The man, Jesse James Rumson, 38, who became known as Sedition Panda, was found guilty of eight total charges, two felonies and six misdemeanors after a bench trial in U.S. District Court for the District of Columbia.
He was convicted by Judge Carl Nichols, who has garnered his own headlines for challenging the Justice Department’s use of a federal obstruction law to prosecute Jan. 6. rioters.
In a separate case, Nichols, a Trump appointee, dismissed a charge against another Jan. 6 defendant, Joseph Fischer, for violating a federal law that makes it a crime to corruptly obstruct an official proceeding.

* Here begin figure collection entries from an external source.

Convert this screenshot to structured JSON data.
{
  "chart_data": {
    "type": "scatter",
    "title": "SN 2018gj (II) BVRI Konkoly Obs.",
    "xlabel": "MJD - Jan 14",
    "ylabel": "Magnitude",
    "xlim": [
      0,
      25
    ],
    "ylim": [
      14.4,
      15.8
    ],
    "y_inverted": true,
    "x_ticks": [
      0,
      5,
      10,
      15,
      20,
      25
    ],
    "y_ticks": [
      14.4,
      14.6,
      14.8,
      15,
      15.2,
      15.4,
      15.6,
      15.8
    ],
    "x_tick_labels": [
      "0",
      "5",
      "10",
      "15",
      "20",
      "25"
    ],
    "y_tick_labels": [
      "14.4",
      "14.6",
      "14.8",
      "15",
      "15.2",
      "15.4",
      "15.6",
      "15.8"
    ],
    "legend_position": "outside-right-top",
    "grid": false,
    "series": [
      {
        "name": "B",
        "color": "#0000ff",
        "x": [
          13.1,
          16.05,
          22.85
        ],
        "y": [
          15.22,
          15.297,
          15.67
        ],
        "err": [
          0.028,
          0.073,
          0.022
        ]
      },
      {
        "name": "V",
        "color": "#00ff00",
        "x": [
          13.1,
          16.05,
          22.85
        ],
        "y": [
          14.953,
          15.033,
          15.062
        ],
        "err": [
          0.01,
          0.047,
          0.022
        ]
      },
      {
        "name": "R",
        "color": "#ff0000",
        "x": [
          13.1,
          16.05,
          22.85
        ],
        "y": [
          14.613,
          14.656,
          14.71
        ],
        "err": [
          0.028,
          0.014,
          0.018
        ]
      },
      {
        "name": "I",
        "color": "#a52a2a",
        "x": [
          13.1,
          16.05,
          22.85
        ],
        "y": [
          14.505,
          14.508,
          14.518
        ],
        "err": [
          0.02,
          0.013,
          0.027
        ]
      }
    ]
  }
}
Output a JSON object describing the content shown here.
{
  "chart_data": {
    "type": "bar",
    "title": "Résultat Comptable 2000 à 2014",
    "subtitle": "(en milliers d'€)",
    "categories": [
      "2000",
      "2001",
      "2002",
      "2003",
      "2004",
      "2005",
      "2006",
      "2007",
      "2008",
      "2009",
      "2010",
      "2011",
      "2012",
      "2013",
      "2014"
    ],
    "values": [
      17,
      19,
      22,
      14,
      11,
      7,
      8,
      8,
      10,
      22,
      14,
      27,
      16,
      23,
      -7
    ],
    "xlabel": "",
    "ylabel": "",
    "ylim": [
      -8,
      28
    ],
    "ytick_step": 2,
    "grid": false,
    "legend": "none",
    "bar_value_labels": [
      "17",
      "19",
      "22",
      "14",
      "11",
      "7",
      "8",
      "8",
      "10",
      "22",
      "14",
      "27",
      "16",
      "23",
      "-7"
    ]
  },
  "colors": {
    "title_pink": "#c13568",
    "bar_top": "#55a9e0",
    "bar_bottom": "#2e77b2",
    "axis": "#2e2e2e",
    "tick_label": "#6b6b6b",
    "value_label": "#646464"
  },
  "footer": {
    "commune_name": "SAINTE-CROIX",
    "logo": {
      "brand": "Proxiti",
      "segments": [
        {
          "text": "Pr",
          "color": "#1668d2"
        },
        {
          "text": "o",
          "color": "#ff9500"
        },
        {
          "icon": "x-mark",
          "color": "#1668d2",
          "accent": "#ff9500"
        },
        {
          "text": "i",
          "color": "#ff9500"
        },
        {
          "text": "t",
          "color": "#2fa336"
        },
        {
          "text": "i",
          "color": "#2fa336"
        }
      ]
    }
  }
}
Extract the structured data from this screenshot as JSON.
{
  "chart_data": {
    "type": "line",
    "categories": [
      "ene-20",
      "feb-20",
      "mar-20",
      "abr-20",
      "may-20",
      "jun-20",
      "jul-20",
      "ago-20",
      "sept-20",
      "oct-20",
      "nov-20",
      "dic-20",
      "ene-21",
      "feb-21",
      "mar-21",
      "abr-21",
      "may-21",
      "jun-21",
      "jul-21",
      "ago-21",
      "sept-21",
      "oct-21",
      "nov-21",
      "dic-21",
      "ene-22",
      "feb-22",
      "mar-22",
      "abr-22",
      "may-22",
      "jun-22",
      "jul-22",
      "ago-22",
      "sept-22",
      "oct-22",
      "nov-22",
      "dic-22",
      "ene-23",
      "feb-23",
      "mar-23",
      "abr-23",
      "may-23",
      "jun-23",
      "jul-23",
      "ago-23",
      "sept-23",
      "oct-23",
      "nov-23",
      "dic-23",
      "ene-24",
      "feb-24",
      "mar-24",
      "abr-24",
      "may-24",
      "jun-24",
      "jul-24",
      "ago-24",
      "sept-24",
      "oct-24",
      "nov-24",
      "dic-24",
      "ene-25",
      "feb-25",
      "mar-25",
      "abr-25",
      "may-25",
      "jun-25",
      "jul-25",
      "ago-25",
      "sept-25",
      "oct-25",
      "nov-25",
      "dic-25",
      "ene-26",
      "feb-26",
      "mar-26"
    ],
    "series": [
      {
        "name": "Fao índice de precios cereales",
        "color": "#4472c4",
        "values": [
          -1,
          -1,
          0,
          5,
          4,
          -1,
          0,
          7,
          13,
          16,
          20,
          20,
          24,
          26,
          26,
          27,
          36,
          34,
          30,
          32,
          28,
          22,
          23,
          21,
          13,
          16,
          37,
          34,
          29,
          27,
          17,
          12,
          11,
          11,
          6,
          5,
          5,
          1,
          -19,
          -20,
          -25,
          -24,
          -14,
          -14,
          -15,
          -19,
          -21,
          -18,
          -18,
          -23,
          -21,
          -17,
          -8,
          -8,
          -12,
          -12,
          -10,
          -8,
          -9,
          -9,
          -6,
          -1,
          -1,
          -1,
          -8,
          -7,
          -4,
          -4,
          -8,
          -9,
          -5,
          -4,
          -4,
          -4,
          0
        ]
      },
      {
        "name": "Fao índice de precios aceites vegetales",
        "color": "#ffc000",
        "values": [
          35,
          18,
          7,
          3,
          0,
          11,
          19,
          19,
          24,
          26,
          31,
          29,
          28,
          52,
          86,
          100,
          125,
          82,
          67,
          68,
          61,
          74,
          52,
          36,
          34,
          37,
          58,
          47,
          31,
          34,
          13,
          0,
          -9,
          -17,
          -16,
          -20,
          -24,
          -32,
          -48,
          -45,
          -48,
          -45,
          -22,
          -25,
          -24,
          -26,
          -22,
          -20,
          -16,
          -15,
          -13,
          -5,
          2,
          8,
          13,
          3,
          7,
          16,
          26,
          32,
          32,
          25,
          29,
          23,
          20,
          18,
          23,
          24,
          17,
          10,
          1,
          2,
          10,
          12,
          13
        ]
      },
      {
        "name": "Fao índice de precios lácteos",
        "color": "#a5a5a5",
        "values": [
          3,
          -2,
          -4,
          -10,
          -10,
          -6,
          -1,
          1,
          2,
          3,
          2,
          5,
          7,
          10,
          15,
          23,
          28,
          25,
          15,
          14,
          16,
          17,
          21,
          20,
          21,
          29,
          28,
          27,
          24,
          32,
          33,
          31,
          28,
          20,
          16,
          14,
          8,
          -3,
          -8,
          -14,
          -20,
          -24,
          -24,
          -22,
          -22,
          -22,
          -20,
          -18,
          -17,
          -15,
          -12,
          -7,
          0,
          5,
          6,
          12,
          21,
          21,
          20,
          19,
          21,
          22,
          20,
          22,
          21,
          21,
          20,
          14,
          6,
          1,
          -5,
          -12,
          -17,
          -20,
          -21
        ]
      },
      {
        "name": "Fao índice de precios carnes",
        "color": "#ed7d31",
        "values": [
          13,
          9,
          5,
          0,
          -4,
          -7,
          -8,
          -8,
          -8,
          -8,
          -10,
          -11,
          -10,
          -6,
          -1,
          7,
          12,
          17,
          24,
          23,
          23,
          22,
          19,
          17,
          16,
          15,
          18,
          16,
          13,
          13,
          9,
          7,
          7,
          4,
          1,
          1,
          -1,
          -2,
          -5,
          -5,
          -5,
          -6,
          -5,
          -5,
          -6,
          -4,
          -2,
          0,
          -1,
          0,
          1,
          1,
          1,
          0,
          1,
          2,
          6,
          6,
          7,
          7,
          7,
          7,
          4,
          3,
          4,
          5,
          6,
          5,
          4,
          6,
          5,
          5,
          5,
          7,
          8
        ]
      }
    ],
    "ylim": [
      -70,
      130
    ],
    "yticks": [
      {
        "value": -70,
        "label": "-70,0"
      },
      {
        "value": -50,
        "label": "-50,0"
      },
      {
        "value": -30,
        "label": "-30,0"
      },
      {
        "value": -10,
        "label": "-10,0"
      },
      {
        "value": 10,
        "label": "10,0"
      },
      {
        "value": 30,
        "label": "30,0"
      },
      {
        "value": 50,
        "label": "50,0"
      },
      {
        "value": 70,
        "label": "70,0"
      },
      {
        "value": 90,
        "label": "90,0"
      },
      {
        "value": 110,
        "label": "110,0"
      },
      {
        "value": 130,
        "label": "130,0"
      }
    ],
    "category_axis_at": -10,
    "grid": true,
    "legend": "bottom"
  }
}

The judge dismissed the charge in that case on the grounds that the law strictly concerns white-collar crime, saying that it required a defendant to take “some action with respect to a document, record or other object.” An appeals court reversed the judge’s ruling, and Fischer successfully brought the case to the U.S. Supreme Court, which is expected to release a decision this summer.
Prosecutors have invoked the obstruction law against hundreds of rioters, typically in the most serious cases. But prosecutors did not charge Rumson with violating that law, and Nichols did not appear to have any reservations about the applicability of the charges prosecutors did bring.
In court, Nichols called Rumson’s account of his actions at the Capitol “absurd” and “patently incompatible with the objective evidence and testimony,” according to prosecutors.
In response to questions about the conviction, Rumson’s lawyer, Anthony Sabatini, rebuked the Justice Department for its wider prosecution of people who stormed the Capitol.
“There are no fair trials in Washington for Jan. 6 protesters,” Sabatini said in a statement Friday. “We have not seen one yet.”
Rumson and a friend drove from Florida to Washington on Jan. 5, 2021. The next day, he donned a large panda head and attended Donald Trump’s “Stop the Steal” rally on the Ellipse, according to court records.